А пока что я изо всех сил старался избегать встреч со своими преследователями. Во время обеда я бы с радостью оставался в классе — по крайней мере, в нем не было грязи и дерьма, как в карьере, — но это было запрещено. Через несколько месяцев после начала избиений в карьере я нашел укромное место, которое до сегодняшнего дня оставалось моей тайной — никто не знал, что я там прятался. Это был старый домик садовника, стоявший на ферме за школьным зданием. Им давно никто не пользовался. По углам сушились старые луковицы, несколько сморщенных свекл и травы.
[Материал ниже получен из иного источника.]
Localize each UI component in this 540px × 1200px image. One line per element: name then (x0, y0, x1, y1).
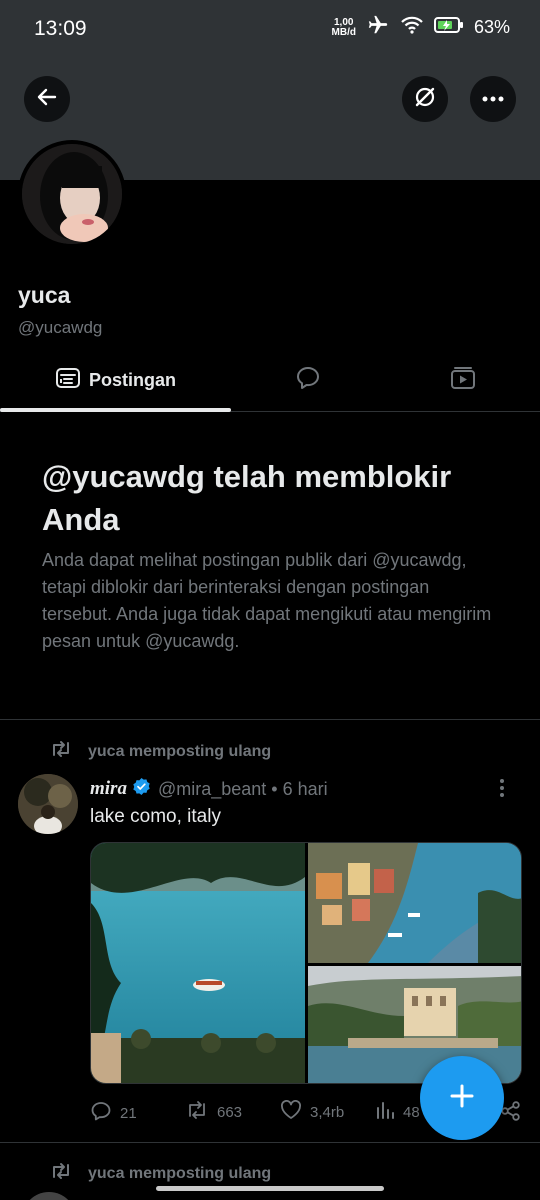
profile-avatar[interactable] (18, 140, 126, 248)
repost-indicator[interactable]: yuca memposting ulang (50, 740, 271, 763)
status-icons: 1,00 MB/d 63% (332, 14, 510, 41)
lake-view-photo (91, 843, 305, 1083)
post-author-handle[interactable]: @mira_beant (158, 779, 266, 800)
grok-icon (412, 84, 438, 115)
repost-indicator[interactable]: yuca memposting ulang (50, 1162, 271, 1185)
post-author-avatar[interactable] (18, 774, 78, 834)
section-divider (0, 719, 540, 720)
repost-count: 663 (217, 1103, 243, 1121)
post-author-name[interactable]: mira (90, 778, 127, 800)
reply-icon (90, 1100, 112, 1126)
next-post-avatar[interactable] (22, 1192, 76, 1200)
post-timestamp[interactable]: 6 hari (283, 779, 328, 800)
more-options-button[interactable] (470, 76, 516, 122)
arrow-left-icon (35, 85, 59, 114)
blocked-notice: @yucawdg telah memblokir Anda Anda dapat… (42, 455, 502, 655)
plus-icon (447, 1081, 477, 1116)
status-time: 13:09 (34, 17, 87, 40)
profile-name: yuca (18, 282, 71, 308)
repost-label: yuca memposting ulang (88, 1164, 272, 1182)
analytics-icon (375, 1100, 395, 1124)
post-text: lake como, italy (90, 806, 221, 827)
wifi-icon (400, 15, 424, 40)
like-count: 3,4rb (310, 1103, 345, 1121)
reply-count: 21 (120, 1104, 137, 1122)
repost-icon (185, 1100, 209, 1124)
repost-icon (50, 740, 72, 763)
post-more-button[interactable] (498, 778, 506, 803)
battery-icon (433, 16, 464, 39)
back-button[interactable] (24, 76, 70, 122)
post-header: mira @mira_beant • 6 hari (90, 777, 328, 801)
post-image-1[interactable] (91, 843, 305, 1083)
avatar-photo (22, 144, 122, 244)
verified-badge-icon (132, 777, 151, 801)
repost-label: yuca memposting ulang (88, 742, 272, 760)
tab-media[interactable] (385, 350, 540, 410)
profile-handle: @yucawdg (18, 318, 103, 337)
status-bar: 13:09 1,00 MB/d 63% (0, 0, 540, 60)
compose-post-button[interactable] (420, 1056, 504, 1140)
heart-icon (280, 1100, 302, 1124)
more-horizontal-icon (481, 90, 505, 108)
tab-posts[interactable]: Postingan (0, 350, 231, 410)
views-button[interactable]: 48 (375, 1100, 420, 1124)
lakeside-town-photo (308, 843, 521, 963)
tab-posts-label: Postingan (88, 369, 176, 390)
airplane-mode-icon (366, 14, 390, 41)
blocked-description: Anda dapat melihat postingan publik dari… (42, 550, 492, 651)
view-count: 48 (403, 1103, 420, 1121)
author-avatar-photo (18, 774, 78, 834)
battery-percent: 63% (473, 17, 510, 37)
post-divider (0, 1142, 540, 1143)
blocked-title: @yucawdg telah memblokir Anda (42, 459, 452, 537)
active-tab-indicator (0, 408, 231, 412)
post-image-2[interactable] (308, 843, 521, 963)
navigation-gesture-bar[interactable] (156, 1186, 384, 1191)
grok-button[interactable] (402, 76, 448, 122)
post-media-grid (90, 842, 522, 1084)
profile-tabs: Postingan (0, 350, 540, 412)
like-button[interactable]: 3,4rb (280, 1100, 344, 1124)
reply-button[interactable]: 21 (90, 1100, 137, 1126)
network-speed: 1,00 MB/d (331, 16, 356, 38)
tab-replies[interactable] (231, 350, 385, 410)
more-vertical-icon (498, 779, 506, 802)
repost-button[interactable]: 663 (185, 1100, 242, 1124)
repost-icon (50, 1162, 72, 1185)
replies-icon (295, 365, 321, 396)
media-icon (450, 366, 476, 395)
posts-icon (55, 366, 81, 395)
separator-dot: • (271, 778, 278, 799)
Он был полон паутины и пыли, половицы рассохлись и скрипели. Там всегда царил полумрак, свет едва просачивался сквозь щели деревянной двери, дыры в соломенной крыше и заколоченное окно, рама которого была изъедена жуками- древоточцами. Здесь было тихо и спокойно, и здесь я мог улетать вслед за своими мечтами. Чтобы незаметно исчезать после уроков, я научился очень быстро бегать. Не случайно я прятал в этом старом домике, под половицей, над которой стояла старая скамья, книгу Оскара Уайльда «Де профундис»[4]:
«В том обществе, какое мы создали, для меня места нет и не найдется никогда; но Природа, чьи ласковые дожди равно окропляют правых и неправых, найдет для меня пещеры в скалах, где я смогу укрыться, и сокровенные долины, где я смогу выплакаться без помех, она усыплет звездами ночной небосвод, чтобы я мог бродить в темноте, не спотыкаясь, и завеет ветром мои следы, чтобы никто не нашел меня и не обидел, она омоет меня водами великими и горькими травами исцелит меня».